Beth Blackmarr, the spokesperson for Citizens for Property Tax Reform, told this news outlet now the real work begins.

“I’m very excited, I’m very happy, this is going to be a Goliath of a job, it’s going to be huge trying to get all these signatures, trying to get a system down,” she said. “The one thing about this organization there’s no rich benefactors, it’s all just people doing this and also while we’re doing this we’re trying to help people stay in their homes.”

She said they gathered roughly 1,800 signatures — 1,000 are required by law — to get the petition on Yost’s desk and she believes they’ll need at least 500,000 names — accounting for potential flawed signatures — to put it on the ballot.

The constitutional amendment would “abolish taxes on real property” but for purposes of the ballot question doesn’t suggest another way to fund schools and other local services like fire and police.

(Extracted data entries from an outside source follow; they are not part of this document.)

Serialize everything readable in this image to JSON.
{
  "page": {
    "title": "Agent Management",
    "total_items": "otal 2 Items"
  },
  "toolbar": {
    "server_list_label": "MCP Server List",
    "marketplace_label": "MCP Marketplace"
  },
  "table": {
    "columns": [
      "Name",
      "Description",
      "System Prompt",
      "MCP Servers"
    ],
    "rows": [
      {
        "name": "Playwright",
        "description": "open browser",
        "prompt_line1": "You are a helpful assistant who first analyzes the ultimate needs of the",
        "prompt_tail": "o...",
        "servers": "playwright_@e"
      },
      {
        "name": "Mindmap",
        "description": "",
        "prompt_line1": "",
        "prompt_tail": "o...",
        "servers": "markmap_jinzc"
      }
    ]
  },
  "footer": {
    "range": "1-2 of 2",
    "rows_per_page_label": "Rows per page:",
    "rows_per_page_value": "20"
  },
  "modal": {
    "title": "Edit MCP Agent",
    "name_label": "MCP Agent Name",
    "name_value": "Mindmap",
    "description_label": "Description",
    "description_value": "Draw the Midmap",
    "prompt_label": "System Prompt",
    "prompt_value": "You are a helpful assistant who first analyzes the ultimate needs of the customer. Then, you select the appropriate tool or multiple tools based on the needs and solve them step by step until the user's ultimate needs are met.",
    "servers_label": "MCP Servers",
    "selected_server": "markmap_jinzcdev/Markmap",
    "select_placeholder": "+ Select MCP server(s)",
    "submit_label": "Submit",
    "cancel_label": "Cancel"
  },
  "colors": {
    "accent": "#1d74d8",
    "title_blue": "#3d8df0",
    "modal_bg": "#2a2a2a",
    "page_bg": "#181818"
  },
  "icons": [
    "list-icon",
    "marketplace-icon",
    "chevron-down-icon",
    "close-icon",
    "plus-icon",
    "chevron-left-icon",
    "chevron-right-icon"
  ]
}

Blackmarr told this media outlet previously “it’s going to be either sales tax or income tax or some combination thereof” to replace the current revenue source.

She said it didn’t have to come to this, if state lawmakers had listened to their constituents and passed meaningful reform. She noted state legislators shouldn’t take this effort lightly.

“This should have been a no-brainer for the legislature, did they do it, no. We seniors have some time on our hands to devote to this kind of thing. The seniors are the last ones you want to mess with, we’ve got time and we vote. So pick your battles legislature,” she said adding other jurisdictions like New Jersey and Texas have implemented relief. “We can do it but it’s up to them. If they pass something meaningful, and I don’t mean breadcrumbs, I think people will be less likely to vote it in if we get it to the ballot. So it is an action of last resort.”

Yost’s office noted “if sufficient signatures are verified by the Ohio Secretary of State’s Office at least 65 days before the election, the full text of the proposed amendment will be placed on the ballot.”

In his letter the attorney general made it clear he isn’t endorsing the proposal with this approval.

“My certification of the title and summary under Section 3519.01(A) should not be construed as an affirmation of the enforceability and constitutionality of the referendum petition,” he wrote. “My role, as executed here, is limited to determining whether the wording of the title and summary properly advises potential petition signers of a measure’s material components.”

This would erase a huge chunk of revenue. According to state budget documents, property tax collections for 2023 totaled $22.6 billion. State and local income taxes last year totaled $13.8 billion and sales tax $18 billion.

Sen. Bill Blessing, Republican from Colerain Twp. and chair of the Ways and Mean Committee said previously eliminating property taxes is a “terrible proposal” and if the measure actually makes it to the ballot he predicts it will “go down in flames.”

“Make no mistake, every township trustee, irrespective of party would come out in opposition to this, fiercely so, so would every school district, so would all of the labor organizations, so would the cities, so would the counties,” Blessing said. “Anybody involved with local government would come out guns blazing on something like this. In the end I think both political parties would wind up opposing this.”